Hey family, As a means of recap, here are a few lessons from the passing year that I asked for on my Instagram page and members of the MWJ family shared and I’d like to share them with you not to discourage but to strengthen you;

  • For many of us 2022 wasn’t the best but it taught me to hold onto God, I learnt that my spiritual life won’t just skyrocket on its own and I have to be intentional about it, I learnt about my power as a Christian, I learnt that God is actually ALWAYS with me. 2022 showed me that I’m a product of grace, my life was a living testimony of ‘It’s not of him that willeth nor of him that runneth but of God that showeth mercy.’
  • What I'm about to say is really deep for me but I Learnt it anyways🤷‍♀️. It goes thus: I have learnt that showing kindness to someone doesn't mean i should expect the person's kindness back to me because I realized that I will reap WHAT I'd sowed(whether good or bad) but must not be WHERE I'd sowed.
  • When i saw this, it made me think for a while and the verse that summarized it all was Proverbs 3:5-6 because each time I feel all hope is gone like all hope and I go to pray to him with the little faith I have, He always comes through for me in the way I could never think of. Indeed I can say I learnt that I should always trust in God because he can do far beyond what I think or imagine.
  • In this past year, I got tougher and a lot more mature. I learnt from mistakes, and i don't mean only my mistakes. It's a lot better to learn from others' mistakes, so that you'll prevent yourself from making the same.

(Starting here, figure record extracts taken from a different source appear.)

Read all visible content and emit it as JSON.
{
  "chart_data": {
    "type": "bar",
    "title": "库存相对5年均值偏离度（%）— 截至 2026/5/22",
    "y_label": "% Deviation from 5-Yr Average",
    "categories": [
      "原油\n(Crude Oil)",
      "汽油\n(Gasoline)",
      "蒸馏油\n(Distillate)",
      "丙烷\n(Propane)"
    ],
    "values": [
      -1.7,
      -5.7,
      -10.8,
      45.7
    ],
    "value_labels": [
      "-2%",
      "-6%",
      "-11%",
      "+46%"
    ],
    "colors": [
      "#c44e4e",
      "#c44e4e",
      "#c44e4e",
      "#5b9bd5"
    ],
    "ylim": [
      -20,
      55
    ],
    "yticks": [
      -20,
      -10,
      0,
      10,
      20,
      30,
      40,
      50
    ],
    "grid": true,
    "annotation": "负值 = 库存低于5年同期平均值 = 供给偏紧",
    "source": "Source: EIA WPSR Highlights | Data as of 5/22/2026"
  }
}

I found out a lot about humans and how our relationships are very much important in our making or marring of ourselves. 

I also found how to not be discouraged in certain times, how to be the one with the upper hand in certain situations (a very tricky thing when all the odds are against you, really) and...how important God is in every aspect of your life. He, my darlings, is the main character in every story, all the while being the writer. The moment you claim to be the head, a lot of things start clashing. 

Pride, my dears, is one of the easiest ways to become an almost formidable enemy of God. Breaking it down in 2022 eased a lot of parts in my life i never knew existed. Embracing others, defining boundaries...all these were lessons taught to me, and I'm grateful for them all. 

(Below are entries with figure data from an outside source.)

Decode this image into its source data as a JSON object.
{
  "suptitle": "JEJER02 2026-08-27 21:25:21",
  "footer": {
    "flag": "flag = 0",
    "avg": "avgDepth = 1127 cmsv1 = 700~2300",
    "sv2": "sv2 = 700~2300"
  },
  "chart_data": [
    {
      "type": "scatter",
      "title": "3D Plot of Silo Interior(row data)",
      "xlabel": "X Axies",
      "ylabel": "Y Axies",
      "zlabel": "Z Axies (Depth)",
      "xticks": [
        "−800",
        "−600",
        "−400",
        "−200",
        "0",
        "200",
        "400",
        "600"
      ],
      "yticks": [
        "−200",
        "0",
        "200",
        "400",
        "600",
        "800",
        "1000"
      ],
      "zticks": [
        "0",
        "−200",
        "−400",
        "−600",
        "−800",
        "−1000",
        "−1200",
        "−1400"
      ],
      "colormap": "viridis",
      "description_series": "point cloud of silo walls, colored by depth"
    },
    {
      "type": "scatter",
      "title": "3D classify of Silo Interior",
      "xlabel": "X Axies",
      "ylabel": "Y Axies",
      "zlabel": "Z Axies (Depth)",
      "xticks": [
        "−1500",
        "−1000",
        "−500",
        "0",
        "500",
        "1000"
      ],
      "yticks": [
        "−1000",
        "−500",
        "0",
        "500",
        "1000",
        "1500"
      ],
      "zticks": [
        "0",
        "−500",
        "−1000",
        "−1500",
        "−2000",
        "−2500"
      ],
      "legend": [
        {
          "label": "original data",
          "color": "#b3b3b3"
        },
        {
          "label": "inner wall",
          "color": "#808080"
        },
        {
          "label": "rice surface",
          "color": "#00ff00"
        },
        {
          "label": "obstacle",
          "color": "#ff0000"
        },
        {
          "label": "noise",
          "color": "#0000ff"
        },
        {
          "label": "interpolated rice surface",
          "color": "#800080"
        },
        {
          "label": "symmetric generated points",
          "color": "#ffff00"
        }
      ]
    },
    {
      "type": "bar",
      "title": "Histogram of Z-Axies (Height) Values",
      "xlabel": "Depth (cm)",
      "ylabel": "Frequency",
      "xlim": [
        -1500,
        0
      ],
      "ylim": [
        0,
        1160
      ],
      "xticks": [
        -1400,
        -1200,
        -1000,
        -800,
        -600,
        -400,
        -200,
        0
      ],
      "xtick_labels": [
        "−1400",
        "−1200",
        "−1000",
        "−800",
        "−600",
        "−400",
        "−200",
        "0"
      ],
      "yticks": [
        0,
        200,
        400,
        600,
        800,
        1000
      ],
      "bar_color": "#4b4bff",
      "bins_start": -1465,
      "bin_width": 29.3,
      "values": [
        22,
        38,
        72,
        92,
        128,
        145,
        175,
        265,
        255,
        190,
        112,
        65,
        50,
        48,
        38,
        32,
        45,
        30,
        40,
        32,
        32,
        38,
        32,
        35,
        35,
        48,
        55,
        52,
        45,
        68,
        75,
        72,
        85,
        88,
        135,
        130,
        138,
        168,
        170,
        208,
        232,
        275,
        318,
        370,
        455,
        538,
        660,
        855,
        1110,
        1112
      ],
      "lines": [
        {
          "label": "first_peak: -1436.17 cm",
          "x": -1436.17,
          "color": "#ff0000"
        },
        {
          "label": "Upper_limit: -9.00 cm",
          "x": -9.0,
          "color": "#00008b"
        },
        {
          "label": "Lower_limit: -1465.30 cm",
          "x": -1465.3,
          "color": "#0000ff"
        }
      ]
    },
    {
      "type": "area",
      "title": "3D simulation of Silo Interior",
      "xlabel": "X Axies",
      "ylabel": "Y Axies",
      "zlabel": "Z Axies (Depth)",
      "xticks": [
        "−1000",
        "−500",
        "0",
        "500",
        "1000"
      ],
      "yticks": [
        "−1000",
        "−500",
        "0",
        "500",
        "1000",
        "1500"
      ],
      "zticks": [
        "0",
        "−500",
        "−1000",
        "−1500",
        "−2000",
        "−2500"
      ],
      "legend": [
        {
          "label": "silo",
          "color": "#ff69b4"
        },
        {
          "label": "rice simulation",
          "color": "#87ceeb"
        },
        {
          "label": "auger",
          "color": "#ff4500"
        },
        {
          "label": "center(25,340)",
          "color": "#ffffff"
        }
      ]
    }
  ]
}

One verse that helped me lots of times is John 14:27, where Jesus says "Peace i leave with you, my peace i give unto you. Not as the world gives, give i unto thee". 

Lots of times, it helped in calming my worried heart. 

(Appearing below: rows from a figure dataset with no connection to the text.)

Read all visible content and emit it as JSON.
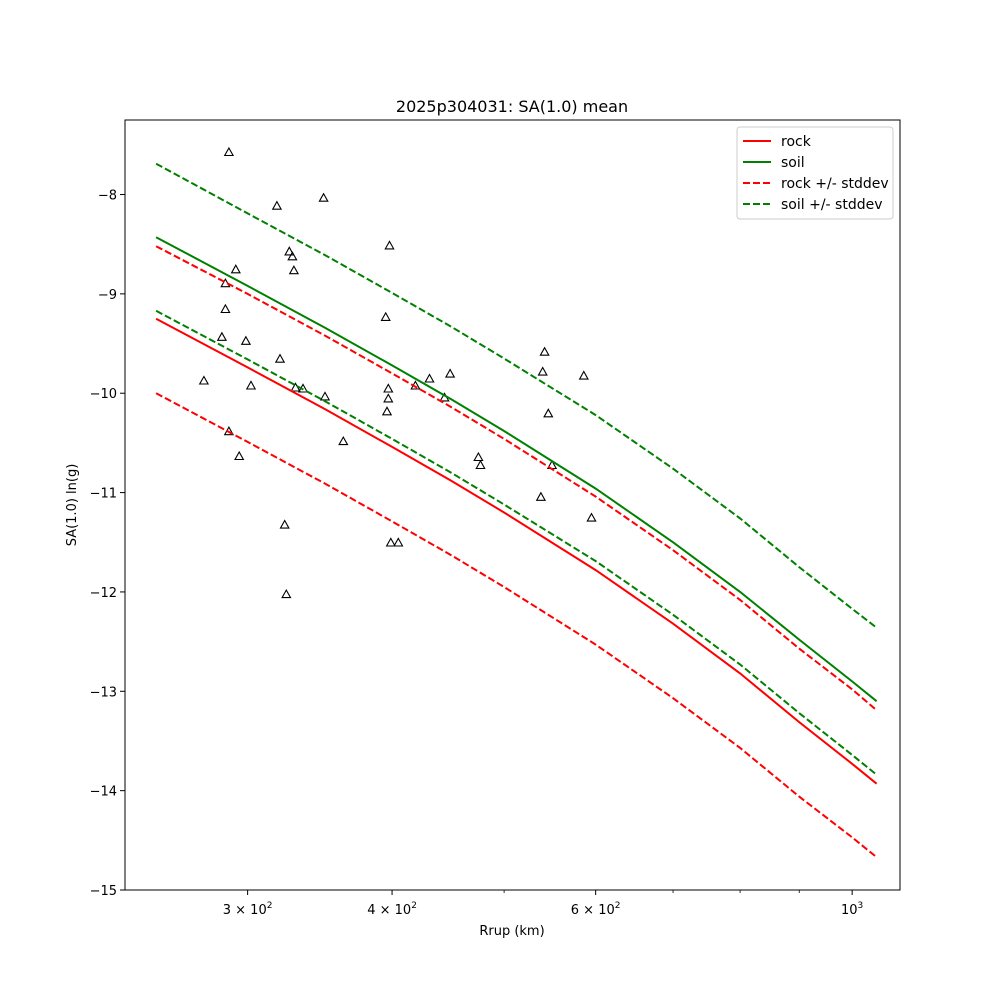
{
  "chart_data": {
    "type": "line",
    "title": "2025p304031: SA(1.0) mean",
    "xlabel": "Rrup (km)",
    "ylabel": "SA(1.0) ln(g)",
    "xscale": "log",
    "xlim": [
      235,
      1100
    ],
    "ylim": [
      -15,
      -7.25
    ],
    "grid": false,
    "legend_position": "top-right",
    "x_ticks": [
      {
        "value": 300,
        "base": "3 × 10",
        "exp": "2"
      },
      {
        "value": 400,
        "base": "4 × 10",
        "exp": "2"
      },
      {
        "value": 600,
        "base": "6 × 10",
        "exp": "2"
      },
      {
        "value": 1000,
        "base": "10",
        "exp": "3"
      }
    ],
    "x_minor_ticks": [
      500,
      700,
      800,
      900
    ],
    "y_ticks": [
      -15,
      -14,
      -13,
      -12,
      -11,
      -10,
      -9,
      -8
    ],
    "x": [
      250,
      300,
      350,
      400,
      450,
      500,
      600,
      700,
      800,
      900,
      1000,
      1050
    ],
    "series": [
      {
        "name": "rock",
        "color": "#ff0000",
        "style": "solid",
        "values": [
          -9.25,
          -9.74,
          -10.16,
          -10.54,
          -10.88,
          -11.2,
          -11.78,
          -12.32,
          -12.82,
          -13.31,
          -13.73,
          -13.93
        ]
      },
      {
        "name": "soil",
        "color": "#008000",
        "style": "solid",
        "values": [
          -8.43,
          -8.92,
          -9.34,
          -9.72,
          -10.06,
          -10.38,
          -10.96,
          -11.5,
          -12.0,
          -12.48,
          -12.9,
          -13.1
        ]
      },
      {
        "name": "rock +/- stddev",
        "color": "#ff0000",
        "style": "dashed",
        "group": "rock-upper",
        "values": [
          -8.52,
          -9.0,
          -9.42,
          -9.8,
          -10.14,
          -10.46,
          -11.04,
          -11.58,
          -12.08,
          -12.57,
          -12.98,
          -13.19
        ]
      },
      {
        "name": "",
        "color": "#ff0000",
        "style": "dashed",
        "group": "rock-lower",
        "values": [
          -10.0,
          -10.49,
          -10.91,
          -11.29,
          -11.63,
          -11.95,
          -12.53,
          -13.07,
          -13.57,
          -14.06,
          -14.47,
          -14.67
        ]
      },
      {
        "name": "soil +/- stddev",
        "color": "#008000",
        "style": "dashed",
        "group": "soil-upper",
        "values": [
          -7.69,
          -8.19,
          -8.61,
          -8.99,
          -9.33,
          -9.65,
          -10.22,
          -10.76,
          -11.26,
          -11.75,
          -12.17,
          -12.36
        ]
      },
      {
        "name": "",
        "color": "#008000",
        "style": "dashed",
        "group": "soil-lower",
        "values": [
          -9.17,
          -9.66,
          -10.08,
          -10.46,
          -10.8,
          -11.12,
          -11.69,
          -12.23,
          -12.73,
          -13.22,
          -13.64,
          -13.84
        ]
      }
    ],
    "observations": {
      "marker": "triangle-open",
      "color": "#000000",
      "points": [
        [
          289,
          -7.58
        ],
        [
          275,
          -9.88
        ],
        [
          285,
          -9.44
        ],
        [
          287,
          -9.16
        ],
        [
          287,
          -8.9
        ],
        [
          293,
          -8.76
        ],
        [
          289,
          -10.39
        ],
        [
          295,
          -10.64
        ],
        [
          299,
          -9.48
        ],
        [
          302,
          -9.93
        ],
        [
          318,
          -8.12
        ],
        [
          320,
          -9.66
        ],
        [
          323,
          -11.33
        ],
        [
          324,
          -12.03
        ],
        [
          326,
          -8.58
        ],
        [
          328,
          -8.63
        ],
        [
          329,
          -8.77
        ],
        [
          330,
          -9.95
        ],
        [
          335,
          -9.96
        ],
        [
          349,
          -8.04
        ],
        [
          350,
          -10.04
        ],
        [
          363,
          -10.49
        ],
        [
          395,
          -9.24
        ],
        [
          397,
          -9.96
        ],
        [
          397,
          -10.06
        ],
        [
          396,
          -10.19
        ],
        [
          398,
          -8.52
        ],
        [
          399,
          -11.51
        ],
        [
          405,
          -11.51
        ],
        [
          419,
          -9.93
        ],
        [
          431,
          -9.86
        ],
        [
          444,
          -10.05
        ],
        [
          449,
          -9.81
        ],
        [
          475,
          -10.65
        ],
        [
          477,
          -10.73
        ],
        [
          538,
          -11.05
        ],
        [
          540,
          -9.79
        ],
        [
          542,
          -9.59
        ],
        [
          546,
          -10.21
        ],
        [
          550,
          -10.73
        ],
        [
          586,
          -9.83
        ],
        [
          595,
          -11.26
        ]
      ]
    }
  }
}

Final advice for you, in this new year? Stick to God.

  • For me, 2022 unveiled to me the beauty of thanksgiving and how much it is taken for granted. I realised that the life of anyone who really knows how to thank God is never ordinary. Although the concept of trusting the Lord was not entirely new to me but in 2022 I came to understand that it’s a work in progress and it is deliberate.
  • I learnt a lot concerning process and progress. 2022 was a whole lot for me. I have a lot of wins and losses academically, financially, materially, physically and more importantly spiritually. He's been so good to me. I appreciate God for growth.

He has been RAPHA, JIREH and NISSI.

I've been extremely busy with a whole lot, and I thank God for sanity.

The verse that inspires me till date:

Be careful for nothing; but in every thing by prayer and supplication with thanksgiving let your requests be made known unto God. And the peace of God, which passeth all understanding, shall keep your hearts and minds through Christ Jesus.

Philippians 4:6‭-‬7 KJV

  • Actually, I learnt a lot 2022. I learnt that the only person that can not leave you is Christ. I learnt that God answers our thoughts. I learnt that God is not ready to give up on anyone. I also learnt that God's love is excess
  • The year 2022 was the year where I actually lived through what atheistic and agnostic people go through. Yes!!! I didn't believe in God. I questioned his existence. This was because I was going through unimaginable pain, and there was this time a celebrity died. Now I wasn't a fan of this person at all, but seeing how the entire social media space cried and wept after his passing away; I was like "ah God why?"

But then I listened to a sermon by AJS he said

”It's possible not to believe what you see, it's even more possible not to believe what you hear but you can never ever deny what you feel"

So I began praying for an encounter and I realized that God really is there! And he does whatever he does for a reason! 

So yeah! What I've learnt simply is that whilst we are preaching and spreading the gospel we should ask God to give them encounters that'll leave them stunned by the presence of God.


Brethren, God is real and I really hope we all get encounters with Him this year.